British police reduce X presence amid extremist content worries


By Andy BruceMuvija M

FILE PHOTO: Police officers stand near a broken microphone during an anti-immigration protest, in Rotherham, Britain, August 4, 2024. REUTERS/Hollie Adams/File Photo

(Reuters) - As Elon Musk's X battles to keep users in key markets, several British police forces are scaling back their presence on the global social media platform and one has abandoned it, reflecting concern about its role in promoting extremist views.

X, formerly Twitter, was used to spread disinformation this summer that sparked riots across Britain, and has reinstated British-based accounts that had been banned for extremist content. Critics say Musk's hands-off approach has allowed lies and hate speech to spread.

Reuters contacted all 45 territorial police forces and British Transport Police by email. Of the 33 to give details about their policy, 10 forces who collectively police nearly 13 million people said they were actively reviewing their presence on X, while 13 said they frequently reviewed all their social media platforms.

X has been a key communications channel for the British government, public services and even the royal family for more than 10 years. For emergency services, its succinct format and wide reach are effective in alerting users to everything from civil emergencies to missing people or road closures.

Yet of these 23 forces, six said they were cutting their presence to just one or two X accounts. One, North Wales Police, serving nearly 700,000 residents, stopped using X completely in August.

"We ... felt that the platform was no longer consistent with our values and therefore we have withdrawn our use of it," Chief Constable Amanda Blakeman said, adding that they would continue to monitor and review alternative platforms.

Also in Wales, Gwent Police said they were reviewing X because of questions about "the tone of the platform and whether that is the right place to reach our communities". All Gwent's individual officer accounts have been removed.

West Yorkshire Police said they were seeking to understand whether X would still help them reach their target audience and build trust in the community.

X did not respond to a request for comment.

RIOTS BASED ON DISINFORMATION PROMPT SCRUTINY OF X

The role of X and other platforms came under the spotlight in Britain this year when far-right and racist violence broke out after online posts falsely claimed that an attack in the northern English town of Southport, where three young girls were killed, was the work of an Islamist migrant.

Musk said on X that "civil war" was inevitable. Stephen Yaxley-Lennon, a British anti-Muslim activist known as Tommy Robinson, thanked Musk for giving him the opportunity on X to "push back on mainstream media lies and propaganda".
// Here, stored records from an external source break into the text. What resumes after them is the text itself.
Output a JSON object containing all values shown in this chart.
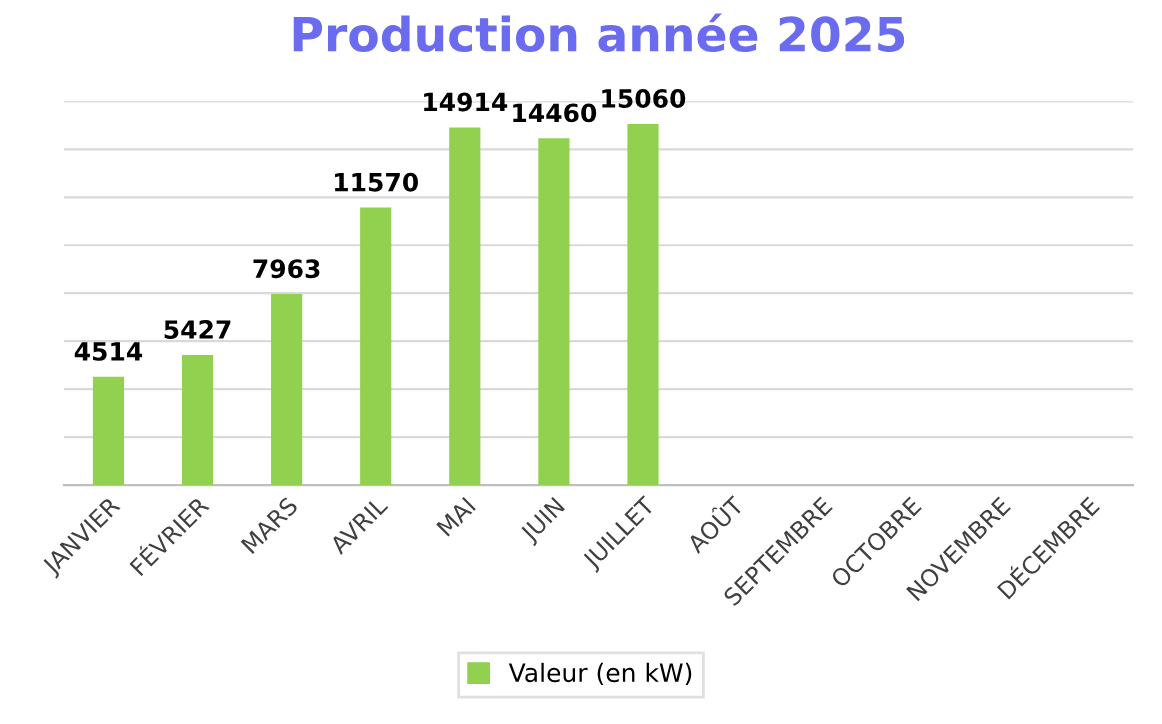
{
  "chart_data": {
    "type": "bar",
    "title": "Production année 2025",
    "categories": [
      "JANVIER",
      "FÉVRIER",
      "MARS",
      "AVRIL",
      "MAI",
      "JUIN",
      "JUILLET",
      "AOÛT",
      "SEPTEMBRE",
      "OCTOBRE",
      "NOVEMBRE",
      "DÉCEMBRE"
    ],
    "series": [
      {
        "name": "Valeur (en kW)",
        "color": "#92d050",
        "values": [
          4514,
          5427,
          7963,
          11570,
          14914,
          14460,
          15060,
          null,
          null,
          null,
          null,
          null
        ]
      }
    ],
    "data_labels": true,
    "ylim": [
      0,
      16000
    ],
    "yticks": [
      {
        "value": 0,
        "label": null
      },
      {
        "value": 2000,
        "label": null
      },
      {
        "value": 4000,
        "label": null
      },
      {
        "value": 6000,
        "label": null
      },
      {
        "value": 8000,
        "label": null
      },
      {
        "value": 10000,
        "label": null
      },
      {
        "value": 12000,
        "label": null
      },
      {
        "value": 14000,
        "label": null
      },
      {
        "value": 16000,
        "label": null
      }
    ],
    "grid": "y",
    "legend": "bottom",
    "tick_labels": "x"
  }
}
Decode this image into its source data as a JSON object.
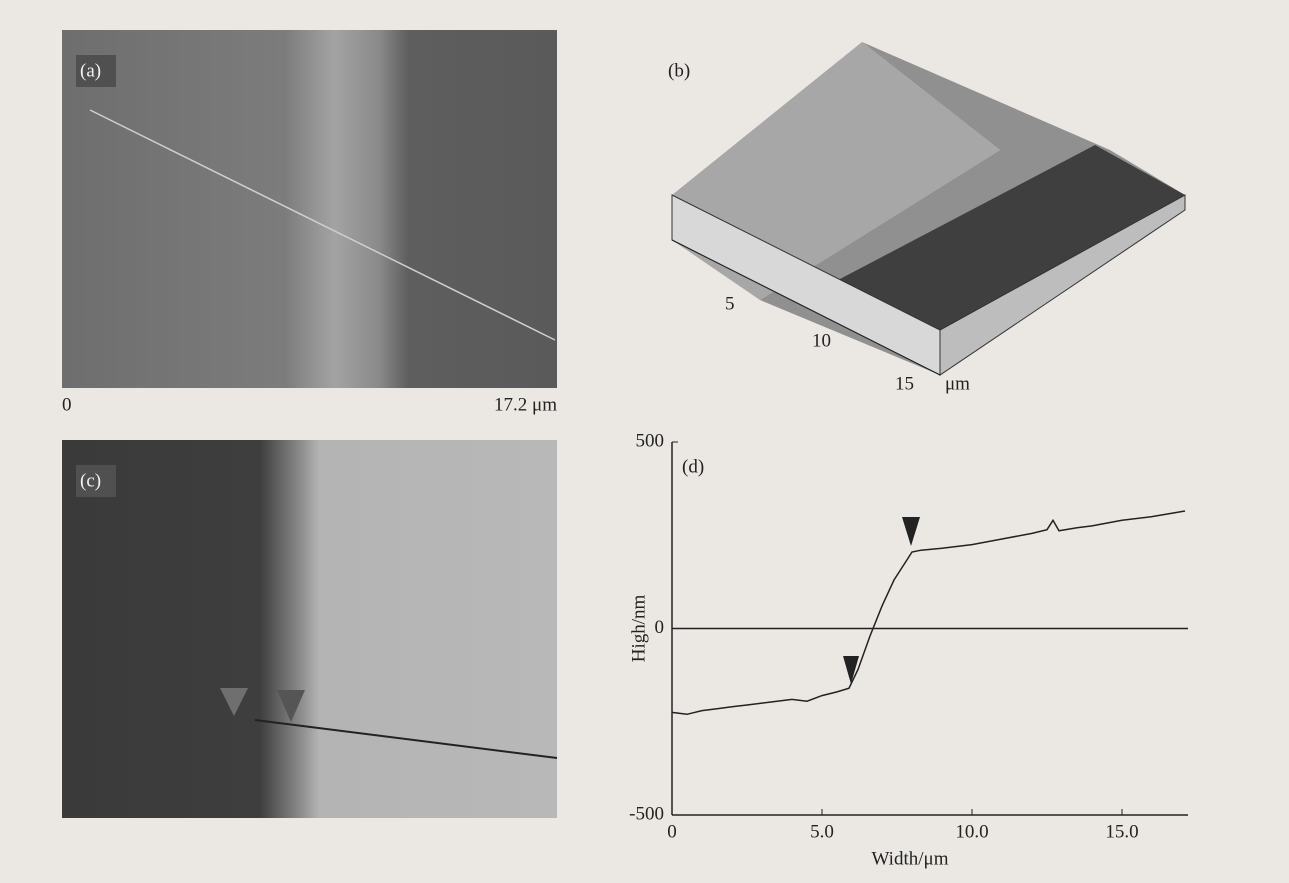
{
  "panels": {
    "a": {
      "label": "(a)",
      "scale_start": "0",
      "scale_end": "17.2 μm"
    },
    "b": {
      "label": "(b)",
      "axis_ticks": [
        "5",
        "10",
        "15"
      ],
      "axis_unit": "μm"
    },
    "c": {
      "label": "(c)"
    }
  },
  "chart_data": {
    "type": "line",
    "label": "(d)",
    "x_label": "Width/μm",
    "y_label": "High/nm",
    "x": [
      0,
      0.5,
      1,
      1.5,
      2,
      2.5,
      3,
      3.5,
      4,
      4.5,
      5,
      5.5,
      5.9,
      6.2,
      6.6,
      7.0,
      7.4,
      7.8,
      8.0,
      8.3,
      9,
      10,
      11,
      12,
      12.5,
      12.7,
      12.9,
      13.5,
      14,
      15,
      16,
      17.1
    ],
    "values": [
      -225,
      -230,
      -220,
      -215,
      -210,
      -205,
      -200,
      -195,
      -190,
      -195,
      -180,
      -170,
      -160,
      -110,
      -20,
      60,
      130,
      180,
      205,
      210,
      215,
      225,
      240,
      255,
      265,
      290,
      262,
      270,
      275,
      290,
      300,
      315
    ],
    "color": "#222222",
    "xlim": [
      0,
      17.2
    ],
    "ylim": [
      -500,
      500
    ],
    "xticks": [
      0,
      {
        "value": 5,
        "label": "5.0"
      },
      {
        "value": 10,
        "label": "10.0"
      },
      {
        "value": 15,
        "label": "15.0"
      }
    ],
    "yticks": [
      -500,
      0,
      500
    ],
    "zero_line": true
  }
}
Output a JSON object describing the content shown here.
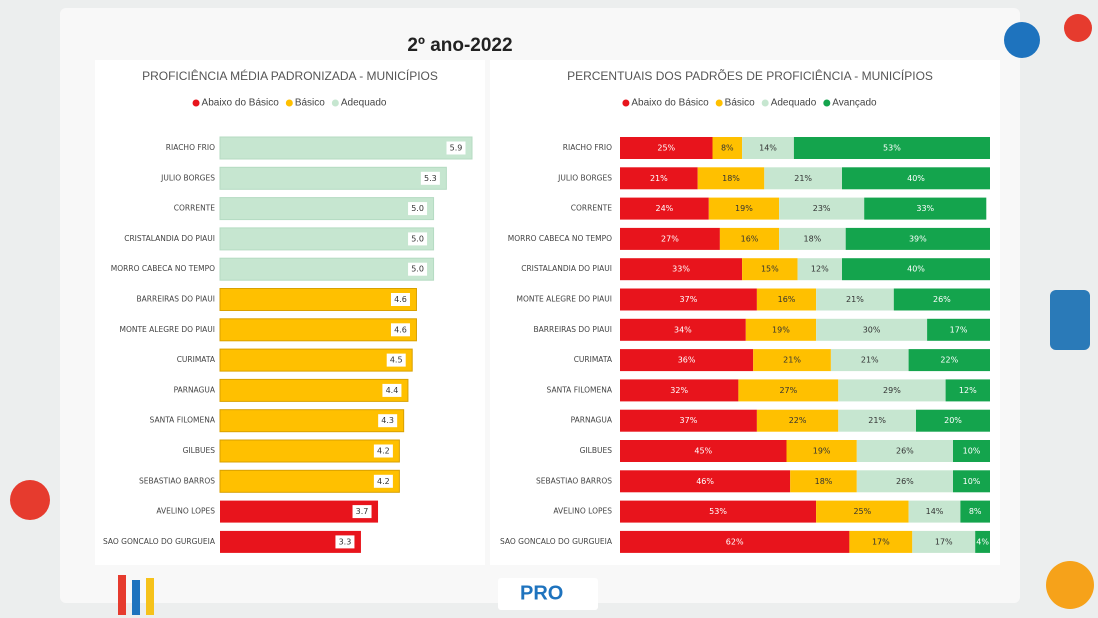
{
  "page_title": "2º ano-2022",
  "footer": {
    "logo": "PRO"
  },
  "chart_data": [
    {
      "type": "bar",
      "orientation": "horizontal",
      "title": "PROFICIÊNCIA MÉDIA PADRONIZADA - MUNICÍPIOS",
      "categories": [
        "RIACHO FRIO",
        "JULIO BORGES",
        "CORRENTE",
        "CRISTALANDIA DO PIAUI",
        "MORRO CABECA NO TEMPO",
        "BARREIRAS DO PIAUI",
        "MONTE ALEGRE DO PIAUI",
        "CURIMATA",
        "PARNAGUA",
        "SANTA FILOMENA",
        "GILBUES",
        "SEBASTIAO BARROS",
        "AVELINO LOPES",
        "SAO GONCALO DO GURGUEIA"
      ],
      "series": [
        {
          "name": "Abaixo do Básico",
          "color": "#e8141c",
          "values": [
            null,
            null,
            null,
            null,
            null,
            null,
            null,
            null,
            null,
            null,
            null,
            null,
            3.7,
            3.3
          ],
          "value_labels": [
            null,
            null,
            null,
            null,
            null,
            null,
            null,
            null,
            null,
            null,
            null,
            null,
            "3.7",
            "3.3"
          ]
        },
        {
          "name": "Básico",
          "color": "#ffc000",
          "values": [
            null,
            null,
            null,
            null,
            null,
            4.6,
            4.6,
            4.5,
            4.4,
            4.3,
            4.2,
            4.2,
            null,
            null
          ],
          "value_labels": [
            null,
            null,
            null,
            null,
            null,
            "4.6",
            "4.6",
            "4.5",
            "4.4",
            "4.3",
            "4.2",
            "4.2",
            null,
            null
          ]
        },
        {
          "name": "Adequado",
          "color": "#c6e6d0",
          "values": [
            5.9,
            5.3,
            5.0,
            5.0,
            5.0,
            null,
            null,
            null,
            null,
            null,
            null,
            null,
            null,
            null
          ],
          "value_labels": [
            "5.9",
            "5.3",
            "5.0",
            "5.0",
            "5.0",
            null,
            null,
            null,
            null,
            null,
            null,
            null,
            null,
            null
          ]
        }
      ]
    },
    {
      "type": "stacked_bar",
      "orientation": "horizontal",
      "title": "PERCENTUAIS DOS PADRÕES DE PROFICIÊNCIA - MUNICÍPIOS",
      "xlim": [
        0,
        100
      ],
      "categories": [
        "RIACHO FRIO",
        "JULIO BORGES",
        "CORRENTE",
        "MORRO CABECA NO TEMPO",
        "CRISTALANDIA DO PIAUI",
        "MONTE ALEGRE DO PIAUI",
        "BARREIRAS DO PIAUI",
        "CURIMATA",
        "SANTA FILOMENA",
        "PARNAGUA",
        "GILBUES",
        "SEBASTIAO BARROS",
        "AVELINO LOPES",
        "SAO GONCALO DO GURGUEIA"
      ],
      "series": [
        {
          "name": "Abaixo do Básico",
          "color": "#e8141c",
          "values": [
            25,
            21,
            24,
            27,
            33,
            37,
            34,
            36,
            32,
            37,
            45,
            46,
            53,
            62
          ],
          "value_labels": [
            "25%",
            "21%",
            "24%",
            "27%",
            "33%",
            "37%",
            "34%",
            "36%",
            "32%",
            "37%",
            "45%",
            "46%",
            "53%",
            "62%"
          ]
        },
        {
          "name": "Básico",
          "color": "#ffc000",
          "values": [
            8,
            18,
            19,
            16,
            15,
            16,
            19,
            21,
            27,
            22,
            19,
            18,
            25,
            17
          ],
          "value_labels": [
            "8%",
            "18%",
            "19%",
            "16%",
            "15%",
            "16%",
            "19%",
            "21%",
            "27%",
            "22%",
            "19%",
            "18%",
            "25%",
            "17%"
          ]
        },
        {
          "name": "Adequado",
          "color": "#c6e6d0",
          "values": [
            14,
            21,
            23,
            18,
            12,
            21,
            30,
            21,
            29,
            21,
            26,
            26,
            14,
            17
          ],
          "value_labels": [
            "14%",
            "21%",
            "23%",
            "18%",
            "12%",
            "21%",
            "30%",
            "21%",
            "29%",
            "21%",
            "26%",
            "26%",
            "14%",
            "17%"
          ]
        },
        {
          "name": "Avançado",
          "color": "#14a44d",
          "values": [
            53,
            40,
            33,
            39,
            40,
            26,
            17,
            22,
            12,
            20,
            10,
            10,
            8,
            4
          ],
          "value_labels": [
            "53%",
            "40%",
            "33%",
            "39%",
            "40%",
            "26%",
            "17%",
            "22%",
            "12%",
            "20%",
            "10%",
            "10%",
            "8%",
            "4%"
          ]
        }
      ]
    }
  ]
}
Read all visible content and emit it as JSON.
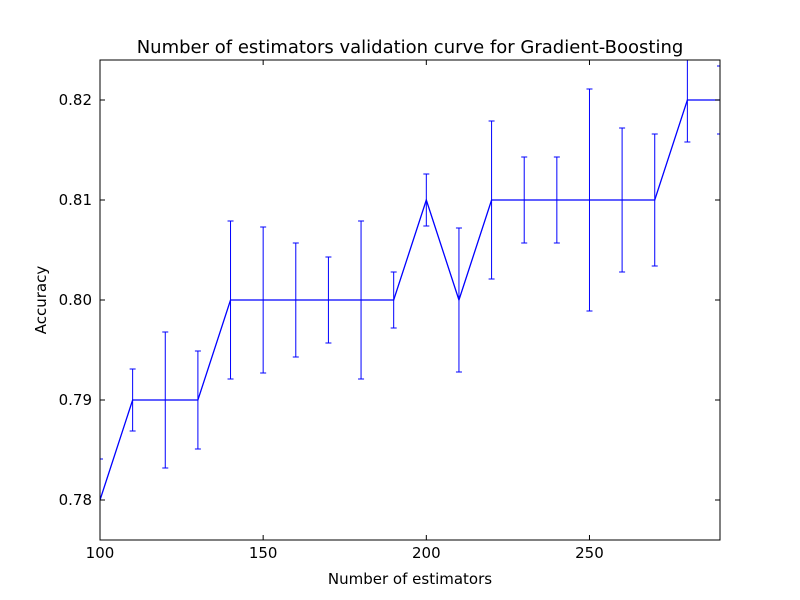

Musk has also backed right-wing activists who say there has been "two-tier policing" in Britain: police supposedly showing leniency to ethnic minority and left-wing protesters while punishing right-wing protesters swiftly.

Senior police officers say the idea is baseless and that it was in the public interest to clamp down swiftly on violent disorder. The head of London's Metropolitan Police has said the accusation puts officers at risk.

None of the police forces said their reviews were directly linked to the summer riots.

But Paul Reilly, senior lecturer in communications, media and democracy at the University of Glasgow, said many users had left X "in response to the volumes of hate speech, disinformation, and of course, Elon Musk's use of it too".

"That leads to organisations who are looking to reach those audiences moving with them to different platforms."

CHARITABLE, HEALTH AND EDUCATION BODIES DROP X

Of 32 ambulance and fire services surveyed by Reuters, nine said they had actively reviewed their presence on X. England's North East Ambulance Service announced in July that it had stopped posting there.

Individual forces within the emergency services said they were weighing up whether the platform's usefulness still justified their association with it.

In recent months, some British charities and health and educational establishments have said they will no longer post to X.

Musk has said he is defending freedom of speech and has likened Britain's anti-hate-speech laws to Soviet censorship. New online safety laws will soon require tech firms to remove illegal content from their platforms, including hate speech.

Digital analytics company Similarweb estimates that the number of iOS and Android app users of X in Britain fell in September by 17.7% in the space of a year to 10.4 million. Two years ago it was 15 million. Similarweb also estimated a 7.9% drop in the United States over the last year.

Britain's government continues to post on X but does not use it for paid communications. It does, however, advertise on Meta's Instagram and Facebook, a government source told Reuters.

Adam Hadley, executive director of the U.N.-backed Tech Against Terrorism initiative, said authorities should choose their social media carefully.

"Platforms are kind of political: they have identities, and therefore it's important where they post."